Der Anbau aus den sechziger Jahren ist hässlich und überdimensioniert, sagt Bernhard Reiml

Dass der bestehende Anbau der ehemaligen fürstbischöflichen Residenz aus den sechziger Jahren abgerissen werden soll, bedauert Bernhard Reiml nicht. Er sei hässlich und "absolut überdimensioniert". Der geplante neue Bettenbau dagegen nehme sich zurück und ordne sich den anderen Gebäuden unter. Schade findet der Vereinsvorsitzende, dass auch der Turm an der Südseite verschwinden wird. Der sei zwar nicht historisch, greife jedoch ein Element des Vorgänger-Baus des Priesterseminars von Gabriel von Seidl auf.

Ein Kleinod könnten die Freisinger künftig wieder häufiger zu Gesicht bekommen: Die ehemaligen Fürstenzimmer, so die Idee der Berliner Architekten, sollen als Konferenzräume zugänglich gemacht werden. Derzeit befinden sich dort die Räume von Erzbischof Reinhard Marx. Er nutze sie aber kaum, sagt Reiml, meistens fahre der Kardinal nach Terminen in Freising zurück nach München. Die historischen Zimmer aus der Barockzeit seien bis auf die Möblierung weitgehend erhalten. Wenn sie geöffnet würden, wäre das ein "Highlight" und eine "gigantische Chance" für Freising.

Ein ästhetisch ansprechender Saal mit Blick auf das Isartal und in zentraler Lage

Gleichzeitig plädiert der Verein für Stadtheimatpflege für eine moderne Rekonstruktion des Steinernen Saales. Dies stünde als "klares Symbol für das Bestreben des Erzbistums, gesamtgesellschaftliche Kommunikationsräume zu schaffen und mit Leben zu füllen". Der Große Saal, wie er früher hieß, war 1668/69 entstanden und erstreckte sich über zwei Stockwerke im westlichen Teil des Südflügels der Residenz. Schon 1844 wurde er durch Einzug einer Zwischendecke geteilt, in jedem der beiden Stockwerke richtete man mehrere kleine Zimmer ein, die durch einen schmalen Gang erschlossen werden. Daran hat sich bis heute nichts geändert. Florian Notter, Leiter des Stadtarchivs, hatte schon vor Jahren empfohlen, im Zuge der geplanten Sanierung des Bildungszentrums über einen Rückbau des Saales in einfacher Form nachzudenken. Es wäre im Interesse der ganzen Stadt, in zentraler Lage auf dem Domberg einen ästhetisch ansprechenden Saal zu haben - noch dazu mit wunderbarer Aussicht aufs Isartal.

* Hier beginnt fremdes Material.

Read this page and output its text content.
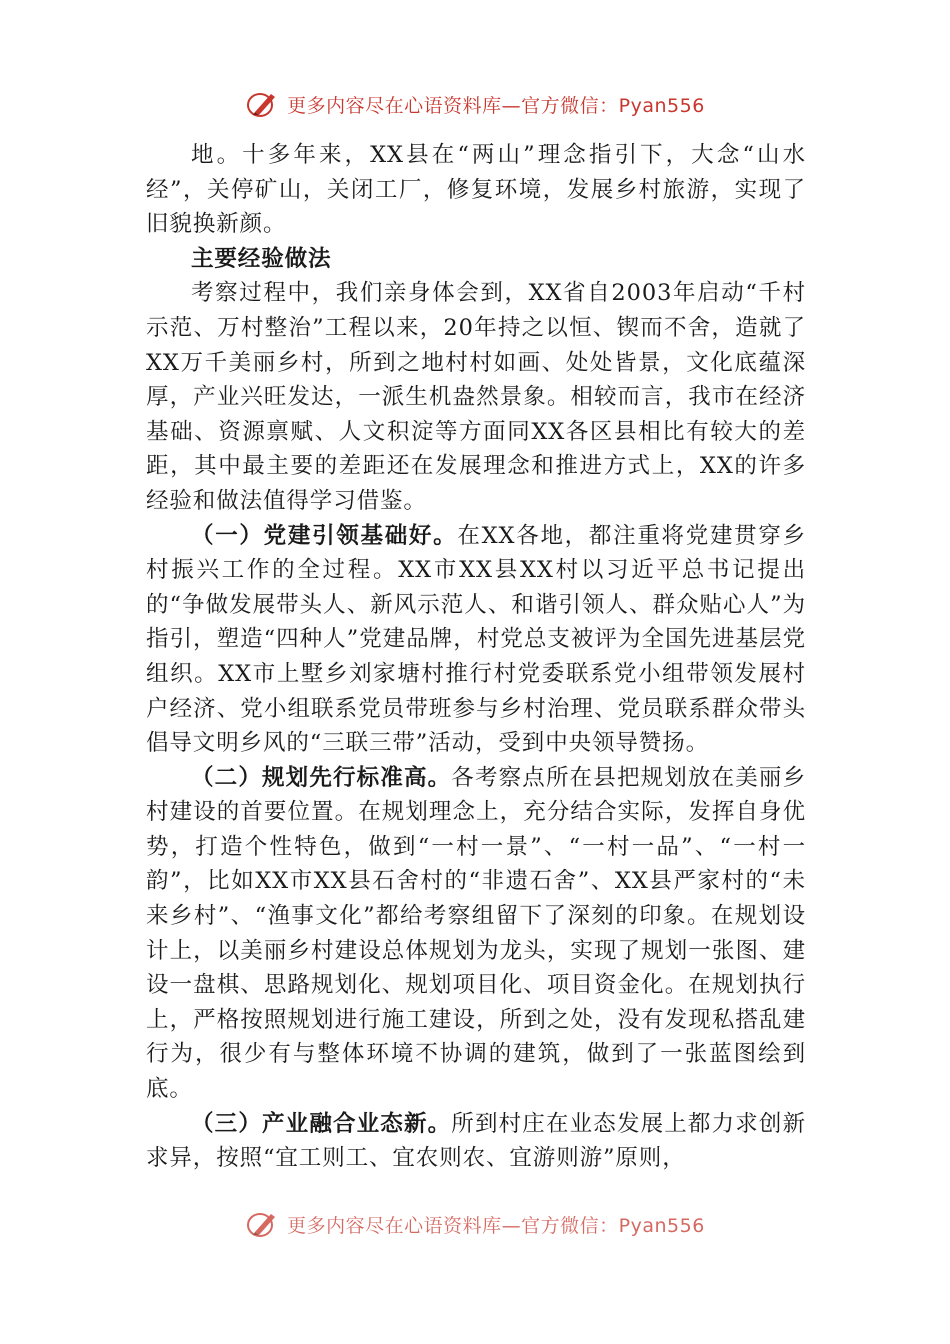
更多内容尽在心语资料库—官方微信：Pyan556

地。十多年来，XX县在“两山”理念指引下，大念“山水经”，关停矿山，关闭工厂，修复环境，发展乡村旅游，实现了旧貌换新颜。

主要经验做法

考察过程中，我们亲身体会到，XX省自2003年启动“千村示范、万村整治”工程以来，20年持之以恒、锲而不舍，造就了XX万千美丽乡村，所到之地村村如画、处处皆景，文化底蕴深厚，产业兴旺发达，一派生机盎然景象。相较而言，我市在经济基础、资源禀赋、人文积淀等方面同XX各区县相比有较大的差距，其中最主要的差距还在发展理念和推进方式上，XX的许多经验和做法值得学习借鉴。

（一）党建引领基础好。在XX各地，都注重将党建贯穿乡村振兴工作的全过程。XX市XX县XX村以习近平总书记提出的“争做发展带头人、新风示范人、和谐引领人、群众贴心人”为指引，塑造“四种人”党建品牌，村党总支被评为全国先进基层党组织。XX市上墅乡刘家塘村推行村党委联系党小组带领发展村户经济、党小组联系党员带班参与乡村治理、党员联系群众带头倡导文明乡风的“三联三带”活动，受到中央领导赞扬。

（二）规划先行标准高。各考察点所在县把规划放在美丽乡村建设的首要位置。在规划理念上，充分结合实际，发挥自身优势，打造个性特色，做到“一村一景”、“一村一品”、“一村一韵”，比如XX市XX县石舍村的“非遗石舍”、XX县严家村的“未来乡村”、“渔事文化”都给考察组留下了深刻的印象。在规划设计上，以美丽乡村建设总体规划为龙头，实现了规划一张图、建设一盘棋、思路规划化、规划项目化、项目资金化。在规划执行上，严格按照规划进行施工建设，所到之处，没有发现私搭乱建行为，很少有与整体环境不协调的建筑，做到了一张蓝图绘到底。

（三）产业融合业态新。所到村庄在业态发展上都力求创新求异，按照“宜工则工、宜农则农、宜游则游”原则，

更多内容尽在心语资料库—官方微信：Pyan556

Ein Detail der Planung gefällt dem Verein gar nicht - und auch das Preisgericht sieht diese Idee sehr kritisch: Um den Arkadengang des Altbaus barrierefrei gestalten zu können, schlagen die Architekten eine Teilung durch eine Glaswand vor. Die innere Seite würde erhöht, um die Treppen umgehen zu können. Das sei denkmalpflegerisch nicht haltbar, heißt es in der Stellungnahme des Vereins für Stadtheimatpflege. Die Arkaden seien eines der frühesten Zeugnisse für die Verwendung italienischer Architektur nördlich der Alpen zu Beginn des 16. Jahrhunderts.

Das Vorstandsteam um Reiml hofft nun, dass der "gelungene Entwurf" von "gmp international" mit einigen Anpassungen umgesetzt wird. Auf dem Domplatz würde sich der Verein nach Abschluss der Bauarbeiten zudem eine Brunnenanlage wünschen. Außerdem plädiert er dafür, den Betriff "Residenz" für den Altbau des Kardinal-Döpfner-Hauses wieder einzuführen. "Ein Residenzbau bleibt ein Residenzbau, auch wenn seine heutige Funktion eine andere ist."

Ansonsten ist der Freisinger Verein voll des Lobes: "Das Erzbistum befindet sich mit der Neukonzeption des Freisinger Dombergs auf dem wunderbaren Weg, ein modernes kulturelles Zentrum zu schaffen."